No - Run the following query: SELECT branch, s.staffNo FROM Staff s, Properties p WHERE s.staffNo = p.staffNo. This shows the unaggregated resultset. You may have multiple rows with the same staffNo. This will be because in one of the tables there are multiple rows with this staffNo. Adding the COunt() and the above Group clause will reduce the resultset to rows grouped by staffNo. Where previously multiple entries existed, now this will be reflected in the Count() result.
4

The aggregate function (whether it's count(), sum(), avg(), etc.) is computed on the rows in each group: that group is then collapsed/summarized/aggregated to a single row according to the select-list defined in the query.

The conceptual model for the execution of a select query is this:

  1. Compute the cartesian product of all tables references in the FROM clause (as if a full join were being performed.
  2. Apply the join criteria.
  3. Filter according to the criteria defined in the where clause.
  4. Partitition into groups, based on the criteria defined in the group by clause.
  5. Reduce each group to a single row, computing the values of each aggregate function on the rows in that group.
  6. Filter according to the criteria defined in the having clause
  7. Sort according to the criteria defined in the order by clause

This conceptual model omits dealing with any compute or compute...by clauses.

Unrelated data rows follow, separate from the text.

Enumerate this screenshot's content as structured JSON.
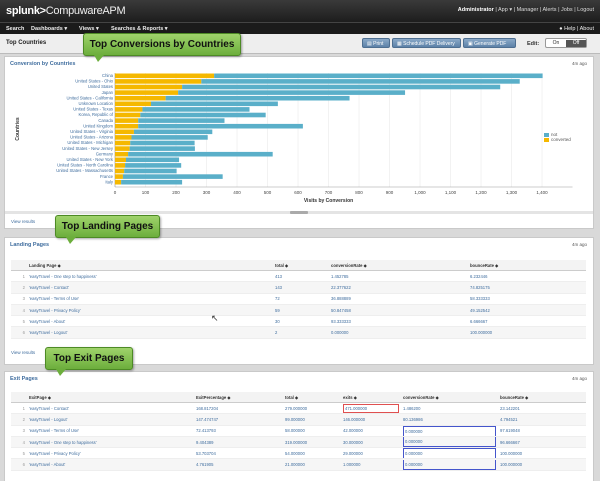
{
  "header": {
    "logo": "splunk>",
    "app_name": "CompuwareAPM",
    "user": "Administrator",
    "menu": [
      "App",
      "Manager",
      "Alerts",
      "Jobs",
      "Logout"
    ]
  },
  "nav": {
    "items": [
      "Search",
      "Dashboards ▾",
      "Views ▾",
      "Searches & Reports ▾"
    ],
    "help": "Help",
    "about": "About"
  },
  "toolbar": {
    "title": "Top Countries",
    "print": "Print",
    "schedule": "Schedule PDF Delivery",
    "generate": "Generate PDF",
    "edit_label": "Edit:",
    "toggle_on": "On",
    "toggle_off": "Off"
  },
  "callouts": {
    "countries": "Top Conversions by Countries",
    "landing": "Top Landing Pages",
    "exit": "Top Exit Pages"
  },
  "panels": {
    "countries": {
      "title": "Conversion by Countries",
      "ago": "4m ago",
      "view_results": "View results"
    },
    "landing": {
      "title": "Landing Pages",
      "ago": "4m ago",
      "view_results": "View results"
    },
    "exit": {
      "title": "Exit Pages",
      "ago": "4m ago"
    }
  },
  "chart_data": {
    "type": "bar",
    "orientation": "horizontal",
    "stacked": true,
    "xlabel": "Visits by Conversion",
    "ylabel": "Countries",
    "xlim": [
      0,
      1500
    ],
    "xticks": [
      0,
      100,
      200,
      300,
      400,
      500,
      600,
      700,
      800,
      900,
      1000,
      1100,
      1200,
      1300,
      1400
    ],
    "xtick_labels": [
      "0",
      "100",
      "200",
      "300",
      "400",
      "500",
      "600",
      "700",
      "800",
      "900",
      "1,000",
      "1,100",
      "1,200",
      "1,300",
      "1,400"
    ],
    "legend_position": "right",
    "categories": [
      "China",
      "United States - Ohio",
      "United States",
      "Japan",
      "United States - California",
      "Unknown Location",
      "United States - Texas",
      "Korea, Republic of",
      "Canada",
      "United Kingdom",
      "United States - Virginia",
      "United States - Arizona",
      "United States - Michigan",
      "United States - New Jersey",
      "Germany",
      "United States - New York",
      "United States - North Carolina",
      "United States - Massachusetts",
      "France",
      "Italy"
    ],
    "series": [
      {
        "name": "converted",
        "color": "#f5b800",
        "values": [
          325,
          283,
          220,
          207,
          166,
          118,
          90,
          83,
          76,
          76,
          62,
          54,
          50,
          48,
          43,
          36,
          33,
          30,
          26,
          20
        ]
      },
      {
        "name": "not",
        "color": "#5aafc9",
        "values": [
          1077,
          1044,
          1043,
          744,
          603,
          416,
          351,
          411,
          283,
          540,
          257,
          250,
          211,
          214,
          474,
          174,
          184,
          172,
          327,
          200
        ]
      }
    ]
  },
  "landing_table": {
    "columns": [
      "Landing Page ◆",
      "total ◆",
      "conversionRate ◆",
      "bounceRate ◆"
    ],
    "rows": [
      [
        "1",
        "'easyTravel - One step to happiness'",
        "413",
        "1.452785",
        "6.232446"
      ],
      [
        "2",
        "'easyTravel - Contact'",
        "143",
        "22.377622",
        "74.825175"
      ],
      [
        "3",
        "'easyTravel - Terms of Use'",
        "72",
        "36.888889",
        "58.333333"
      ],
      [
        "4",
        "'easyTravel - Privacy Policy'",
        "59",
        "50.847458",
        "49.152542"
      ],
      [
        "5",
        "'easyTravel - About'",
        "30",
        "93.333333",
        "6.666667"
      ],
      [
        "6",
        "'easyTravel - Logout'",
        "2",
        "0.000000",
        "100.000000"
      ]
    ]
  },
  "exit_table": {
    "columns": [
      "ExitPage ◆",
      "ExitPercentage ◆",
      "total ◆",
      "exits ◆",
      "conversionRate ◆",
      "bounceRate ◆"
    ],
    "rows": [
      [
        "1",
        "'easyTravel - Contact'",
        "168.817204",
        "279.000000",
        "471.000000",
        "1.486200",
        "23.142201"
      ],
      [
        "2",
        "'easyTravel - Logout'",
        "147.474747",
        "99.000000",
        "146.000000",
        "80.136986",
        "4.794521"
      ],
      [
        "3",
        "'easyTravel - Terms of Use'",
        "72.413793",
        "58.000000",
        "42.000000",
        "0.000000",
        "97.619048"
      ],
      [
        "4",
        "'easyTravel - One step to happiness'",
        "9.404389",
        "319.000000",
        "30.000000",
        "0.000000",
        "96.666667"
      ],
      [
        "5",
        "'easyTravel - Privacy Policy'",
        "53.703704",
        "54.000000",
        "29.000000",
        "0.000000",
        "100.000000"
      ],
      [
        "6",
        "'easyTravel - About'",
        "4.761905",
        "21.000000",
        "1.000000",
        "0.000000",
        "100.000000"
      ]
    ]
  }
}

Not this this is not actually how anything but a very naive SQL engine would actually execute a query, but the results should be identical to what you'd [eventually] get if you did it this way.

Comments

3

Your query is invalid.

You have an ambiguous column name staffno.

You are selecting branch but not grouping by it - prepare for a Syntax error (everything but MySQL) or random branches to be selected for you (MySQL).

I think what you want to know, though, is that it will return a count for each "set" of your grouped-by fields, so for each combination of s.staffno, p.staffno how many rows belong in that set.

Comments

1

count (*) simply counts the number of rows in the query or the group by.

In your query, it will print the number of rows by staffNo. (It is redundant to have s.staffNo, p.staffNo; either will suffice).

Comments

0

It counts the number of rows for each distinct StaffNo in the cartesian product.

Also, you should group by Branch, StaffNo.